Being a romantic idealist commits me to deliver this with meaning and truth: that I come close to heartbreak with the silence of a lonely midday meal. On this particular day, contrary to my usual reading, I chose to sit with a blonde, wavy-haired beauty.
Things always start well. From there it just depends how you choose to connect. And my trial was with this fair girl I just met.
As I sat on the round picnic tables at Campus Market, with her directly opposite, I began to blush. This blushing probably magnified my feeling of ineptitude and my plainly apparent thought – this was bad!
My attempts of communication were pathetic at best … even as she smiled in her silent confidence I knew I could not bring myself to break the calm.
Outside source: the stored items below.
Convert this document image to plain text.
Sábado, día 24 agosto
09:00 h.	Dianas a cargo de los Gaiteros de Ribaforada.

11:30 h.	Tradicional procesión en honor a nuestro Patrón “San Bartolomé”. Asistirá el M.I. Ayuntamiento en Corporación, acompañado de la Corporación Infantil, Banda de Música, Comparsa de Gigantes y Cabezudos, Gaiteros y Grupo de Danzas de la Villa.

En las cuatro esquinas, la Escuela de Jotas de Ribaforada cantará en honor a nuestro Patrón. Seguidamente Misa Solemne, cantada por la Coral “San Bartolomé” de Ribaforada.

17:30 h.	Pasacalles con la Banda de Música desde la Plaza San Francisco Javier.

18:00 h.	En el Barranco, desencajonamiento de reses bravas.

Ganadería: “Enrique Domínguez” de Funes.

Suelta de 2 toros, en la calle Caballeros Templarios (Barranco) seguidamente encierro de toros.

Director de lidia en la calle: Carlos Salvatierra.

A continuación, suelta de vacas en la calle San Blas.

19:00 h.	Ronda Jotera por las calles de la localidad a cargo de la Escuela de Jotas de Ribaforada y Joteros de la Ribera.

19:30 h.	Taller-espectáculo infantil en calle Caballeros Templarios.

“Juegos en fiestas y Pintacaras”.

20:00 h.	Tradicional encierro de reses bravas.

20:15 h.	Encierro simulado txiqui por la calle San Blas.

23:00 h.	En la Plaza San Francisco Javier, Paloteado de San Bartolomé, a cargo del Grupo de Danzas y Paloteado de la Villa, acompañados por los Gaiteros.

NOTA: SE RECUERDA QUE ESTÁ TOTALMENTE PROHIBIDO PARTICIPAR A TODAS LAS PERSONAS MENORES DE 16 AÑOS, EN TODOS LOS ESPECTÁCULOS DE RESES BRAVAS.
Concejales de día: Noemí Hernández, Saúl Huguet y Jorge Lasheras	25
Aware that I was kicking a dead horse, I proceeded to spill barbecue sauce out of my chewy tri-tip meaty delight onto my pant leg.
Through all of this she sat unaware of how I felt, her stylish white bug-eyed glasses hiding her eyes and her striped shirt matching mine.
As the seconds passed on I saw her pack her things and, uncomfortably, I left first in order to save face. As I turned the street corner I heard her boots clank, so instinctively I looked back and all I could manage to utter was a quick and awkward “see you around,” fully conscious that these words contained a hollow truth.
I guess the moral of this is that it takes a lot more substance than the stare that David Coleman so highly praised.